Win the Audiobook of Island of Vice on CD!

Island of Vice Audiobook

It’s Island of Vice: Theodore Roosevelt’s Doomed Quest to Clean up Sin-Loving New York, out from Random House Audio. The book is by Richard Zacks and read by Joe Ochman. Here’s what they have to say for themselves:

New York in the 1890s was the financial, industrial, and entertainment capital of America. Famous business titans like J. P. Morgan and Cornelius Vanderbilt built their wealth there. More than 12,000 factories employed half a million workers churning out goods from luxurious furs to cheap clocks. On any given night, New Yorkers could choose from hundreds of live entertainment shows, from the Metropolitan Opera to low-end vaudeville shows. But what the guidebooks never admitted–yet everybody knew–was that New York was also the capital of vice, with 40,000 prostitutes clamoring for clients, widespread gambling, and crime rings. And one man was determined to bring them down.

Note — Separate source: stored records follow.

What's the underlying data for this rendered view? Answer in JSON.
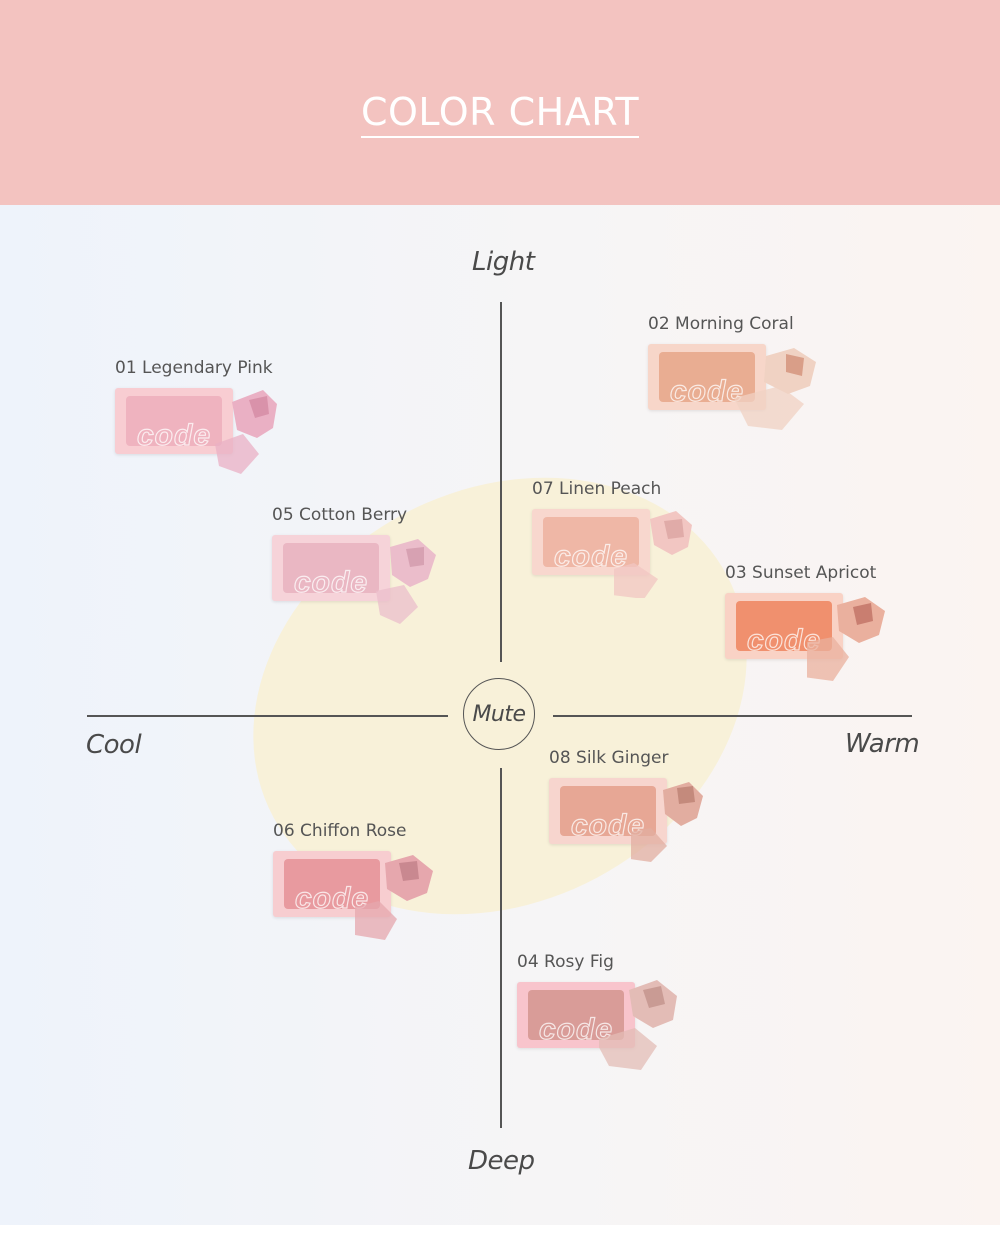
{
  "header": {
    "title": "COLOR CHART",
    "bg_color": "#f3c3c0"
  },
  "axes": {
    "top": "Light",
    "bottom": "Deep",
    "left": "Cool",
    "right": "Warm",
    "center": "Mute"
  },
  "products": [
    {
      "number": "01",
      "name": "Legendary Pink",
      "case_color": "#f8cdd2",
      "pan_color": "#efb3bf",
      "powder_color": "#eab0c4",
      "powder_dark": "#d992aa"
    },
    {
      "number": "02",
      "name": "Morning Coral",
      "case_color": "#f7d6c9",
      "pan_color": "#e9ad92",
      "powder_color": "#f0d2c3",
      "powder_dark": "#d99e88"
    },
    {
      "number": "05",
      "name": "Cotton Berry",
      "case_color": "#f6d3d9",
      "pan_color": "#eab7c3",
      "powder_color": "#ebbdcb",
      "powder_dark": "#d7a1b2"
    },
    {
      "number": "07",
      "name": "Linen Peach",
      "case_color": "#f8d7ce",
      "pan_color": "#efb7a6",
      "powder_color": "#f2c6c2",
      "powder_dark": "#e0aba8"
    },
    {
      "number": "03",
      "name": "Sunset Apricot",
      "case_color": "#f9d2c5",
      "pan_color": "#f0906e",
      "powder_color": "#eab09e",
      "powder_dark": "#c97e70"
    },
    {
      "number": "08",
      "name": "Silk Ginger",
      "case_color": "#f7d5ce",
      "pan_color": "#e7a795",
      "powder_color": "#e2ada0",
      "powder_dark": "#c48a7c"
    },
    {
      "number": "06",
      "name": "Chiffon Rose",
      "case_color": "#f7cdd0",
      "pan_color": "#e89a9f",
      "powder_color": "#e6a7ad",
      "powder_dark": "#c98890"
    },
    {
      "number": "04",
      "name": "Rosy Fig",
      "case_color": "#f8c4cc",
      "pan_color": "#d99c98",
      "powder_color": "#e3bcb6",
      "powder_dark": "#c99b94"
    }
  ],
  "compact_logo": "code",
  "accent_colors": {
    "ellipse": "#f8f1d9",
    "axis": "#555555",
    "text": "#555555"
  }
}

In his captivating narrative history, Island of Vice, Richard Zacks paints a vivid portrait of the lewd underbelly of 1890s New York, and of Theodore Roosevelt, the Puritanical, cocksure police commissioner resolved to clean it up. The New York City of his day was teeming with brothels, casinos and alleyway dice games, and sleazy saloons. The police generally turned a blind eye to the squalor or even participated in it; those officers who threatened to arrest crime lords and prostitutes could usually be bribed into silence. But in 1894, a growing reform movement, fed up with the rampant crime and police complicity, succeeded in putting a new mayor in office, who vowed to purge and purify Sin City. He needed someone young, incorruptible, moralistic, and very loud for the job: Theodore Roosevelt.

With great wit and zest, Zacks explores how Roosevelt–not yet the Bull Moose he would one day become–set out to conquer vice in New York City. He goes head-to-head with the political bosses of Tammany Hall, takes midnight rambles with muckracker Jacob Riis to uncover Manhattan’s wicked side, bans drinking on Sundays, and starts putting corrupt and inept cops on trial. His ultimate enemy is police captain Big Bill Devery, who represents everything that is wrong with New York’s government and law enforcement, and Roosevelt is determined to bring him to justice. But as anger at the reforms mounts from both enemies and supporters, Roosevelt quickly realizes that New York City loves its sin as stubbornly as he rails against it. After only two years on the job, he weakly declares victory and steps down to save face. In an amusingly ironic twist, New York names Big Bill Devery police commissioner as soon as Roosevelt leaves.